Ron Hopper, Carnation
September 12, 2013 at 7:27 AM
Make their lives easier
It has been a long time since my days of making minimum wage. Like many people who start out at the bottom, I applied myself and used the skills I learned on the job and at school to advance myself into the middle class.
What I do remember about working minimum-wage jobs wasn’t so much the low wage — I knew that was going to be my income going into the job — but the way patrons treated me.
Many were kind, considerate and helpful. But many were rude, destructive and would have seen me fired for no reason if this meant they could save a dollar or potentially get something free.
Even if the minimum wage isn’t raised, I think it is in all our power to make the lives of minimum-wage workers better. We all know right from wrong. We all know how to behave in public, and that a fast-food restaurant is just as much of a business as an attorney’s office.
Small acts of courtesy will get you farther and make the life of a minimum-wage worker that much better, even if the check is still small.
Anna Hiatt, Brier
September 11, 2013 at 7:02 PM
A picket line that needs to be crossed
I do not understand the longshoremen’s union’s position on the removal of dirt from the tunnel project. [“Tunnel work grinds to a halt over union dispute,” page one, Sept. 7.]
They apparently agreed to arbitration but dislike the July ruling. They were offered a reasonable split of the jobs in question a month ago by the project team, but said no.
Meanwhile, the work has been stopped for at least two weeks, presumably at great taxpayer cost. This kind of intransigence is one of the reasons the public view of unions is often low and leads to successful union-busting.
Has the International Longshore and Warehouse Union not noticed the flow of manufacturing jobs to states where unions are weak or nonexistent? Has it no regard for the greater public good?
I am a firm believer in the need for worker protections provided by unions, but this turf defense at any cost is becoming ridiculous. This is a picket line that needs to be crossed.
Leonard de Vries, Seattle
September 10, 2013 at 11:34 AM
Waste of time and money
Do you really think the taxpaying public really cares who moves the dirt? [“Tunnel work grinds to a halt over union dispute,” page one, Sept. 7.]
Holding up a project of this magnitude and cost for eight jobs is absolutely ludicrous.

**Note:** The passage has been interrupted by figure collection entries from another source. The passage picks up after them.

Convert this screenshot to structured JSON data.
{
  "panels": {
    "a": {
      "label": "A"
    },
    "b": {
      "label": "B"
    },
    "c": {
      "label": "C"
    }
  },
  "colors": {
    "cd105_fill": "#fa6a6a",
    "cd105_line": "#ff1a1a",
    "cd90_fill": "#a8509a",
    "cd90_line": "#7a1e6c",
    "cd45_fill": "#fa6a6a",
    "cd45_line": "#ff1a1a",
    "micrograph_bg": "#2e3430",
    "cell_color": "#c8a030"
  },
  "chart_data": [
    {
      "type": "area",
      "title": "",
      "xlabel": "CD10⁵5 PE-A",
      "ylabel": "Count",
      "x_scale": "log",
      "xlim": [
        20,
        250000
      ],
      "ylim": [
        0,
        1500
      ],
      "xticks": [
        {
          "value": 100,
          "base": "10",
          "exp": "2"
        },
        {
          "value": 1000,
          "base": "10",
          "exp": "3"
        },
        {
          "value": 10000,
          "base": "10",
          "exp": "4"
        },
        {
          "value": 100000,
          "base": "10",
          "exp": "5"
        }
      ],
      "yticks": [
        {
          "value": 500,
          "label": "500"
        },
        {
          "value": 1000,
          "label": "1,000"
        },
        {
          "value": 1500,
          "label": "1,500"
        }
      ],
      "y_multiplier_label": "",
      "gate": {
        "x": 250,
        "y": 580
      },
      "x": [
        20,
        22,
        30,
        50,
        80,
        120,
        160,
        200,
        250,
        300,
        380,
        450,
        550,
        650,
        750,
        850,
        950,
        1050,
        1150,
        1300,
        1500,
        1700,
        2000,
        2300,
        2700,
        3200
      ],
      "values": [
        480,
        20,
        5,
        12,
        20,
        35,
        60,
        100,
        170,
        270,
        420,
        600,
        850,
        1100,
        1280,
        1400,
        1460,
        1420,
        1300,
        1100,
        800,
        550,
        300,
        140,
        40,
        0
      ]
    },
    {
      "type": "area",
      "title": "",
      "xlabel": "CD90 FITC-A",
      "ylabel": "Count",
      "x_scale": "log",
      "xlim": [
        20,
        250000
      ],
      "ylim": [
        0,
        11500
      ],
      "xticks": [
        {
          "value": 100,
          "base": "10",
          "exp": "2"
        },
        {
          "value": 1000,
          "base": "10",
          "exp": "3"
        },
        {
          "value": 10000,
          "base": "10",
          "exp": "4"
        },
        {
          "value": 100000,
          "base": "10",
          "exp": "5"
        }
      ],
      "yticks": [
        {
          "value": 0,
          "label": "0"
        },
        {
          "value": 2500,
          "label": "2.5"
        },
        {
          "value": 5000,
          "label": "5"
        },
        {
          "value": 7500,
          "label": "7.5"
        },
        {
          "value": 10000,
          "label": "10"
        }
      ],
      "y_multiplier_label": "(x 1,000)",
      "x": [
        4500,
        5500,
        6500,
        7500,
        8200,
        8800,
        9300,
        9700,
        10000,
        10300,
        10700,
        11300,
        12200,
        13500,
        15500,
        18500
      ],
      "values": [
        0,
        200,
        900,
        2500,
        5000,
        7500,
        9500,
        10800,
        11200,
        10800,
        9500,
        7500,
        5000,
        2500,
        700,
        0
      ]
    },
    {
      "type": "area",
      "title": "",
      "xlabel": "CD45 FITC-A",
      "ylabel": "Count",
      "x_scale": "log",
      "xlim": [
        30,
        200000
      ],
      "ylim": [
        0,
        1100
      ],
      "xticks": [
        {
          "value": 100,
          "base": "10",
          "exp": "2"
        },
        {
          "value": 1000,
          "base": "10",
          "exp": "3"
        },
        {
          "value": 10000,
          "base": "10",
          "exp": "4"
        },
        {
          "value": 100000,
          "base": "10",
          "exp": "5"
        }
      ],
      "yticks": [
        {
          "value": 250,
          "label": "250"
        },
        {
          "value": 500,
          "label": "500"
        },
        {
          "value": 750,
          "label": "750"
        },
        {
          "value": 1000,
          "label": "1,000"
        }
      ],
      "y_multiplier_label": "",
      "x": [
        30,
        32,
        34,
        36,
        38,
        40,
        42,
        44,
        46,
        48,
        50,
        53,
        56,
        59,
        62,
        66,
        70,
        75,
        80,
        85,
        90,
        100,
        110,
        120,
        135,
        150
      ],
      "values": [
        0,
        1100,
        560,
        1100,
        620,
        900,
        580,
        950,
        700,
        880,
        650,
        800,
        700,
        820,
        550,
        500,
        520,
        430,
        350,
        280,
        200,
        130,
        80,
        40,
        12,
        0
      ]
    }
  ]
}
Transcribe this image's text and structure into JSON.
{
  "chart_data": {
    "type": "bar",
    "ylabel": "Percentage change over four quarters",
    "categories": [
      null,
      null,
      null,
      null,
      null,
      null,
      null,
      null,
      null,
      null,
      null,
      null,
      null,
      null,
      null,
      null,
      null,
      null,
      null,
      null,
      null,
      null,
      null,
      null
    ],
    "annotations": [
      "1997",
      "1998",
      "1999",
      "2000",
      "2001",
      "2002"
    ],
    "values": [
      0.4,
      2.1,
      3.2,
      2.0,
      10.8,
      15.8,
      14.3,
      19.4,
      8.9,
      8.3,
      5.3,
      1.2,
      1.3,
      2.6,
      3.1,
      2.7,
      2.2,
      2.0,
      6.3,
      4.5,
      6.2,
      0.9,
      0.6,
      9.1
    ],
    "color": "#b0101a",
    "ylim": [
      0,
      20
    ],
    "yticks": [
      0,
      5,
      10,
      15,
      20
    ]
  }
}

In the meantime, there are 250 construction workers twiddling their thumbs, waiting for someone to get off the dime.
Come on, project manager — get Bertha moving! Go with those you hired to do the work, and let the other group pout and picket.
John Moe, Federal Way
September 5, 2013 at 6:28 AM
It’s up to you
Let me see if I have this straight, the fast-food workers want $15 per hour because they can’t live on minimum wage. [“Labor turns up heat over low wages,” page one, Sept. 2.]
I’m sorry, but I take issue with that idea. Both of my children worked fast-food jobs while growing up to pay for car insurance and have spending money. They knew it wasn’t a career and made plans accordingly. One joined the Navy, and one went to college, and yes, he got student loans to do just that.
As a single parent, I too worked a low-paying job, trying to make ends meet without child support or other assistance, but that didn’t stop me from pulling myself up by my bootstraps and working my way up to a good, decent-paying job.
Instead of going on strike and asking for more money with no increase in responsibilities, figure out how to get training to make yourself more employable or investigate loans and return to school. There’s a lot of help available out there if you have the desire and are willing to investigate all avenues.
Believe me, I’ve walked in your shoes and understand the worry of how to feed your child, buy clothes and pay the baby-sitter; however, it’s up to you and no one else to make your life better.
Putting some smaller, mom-and-pop fast-food places out of business because it’s the easy way out just doesn’t cut it in my book.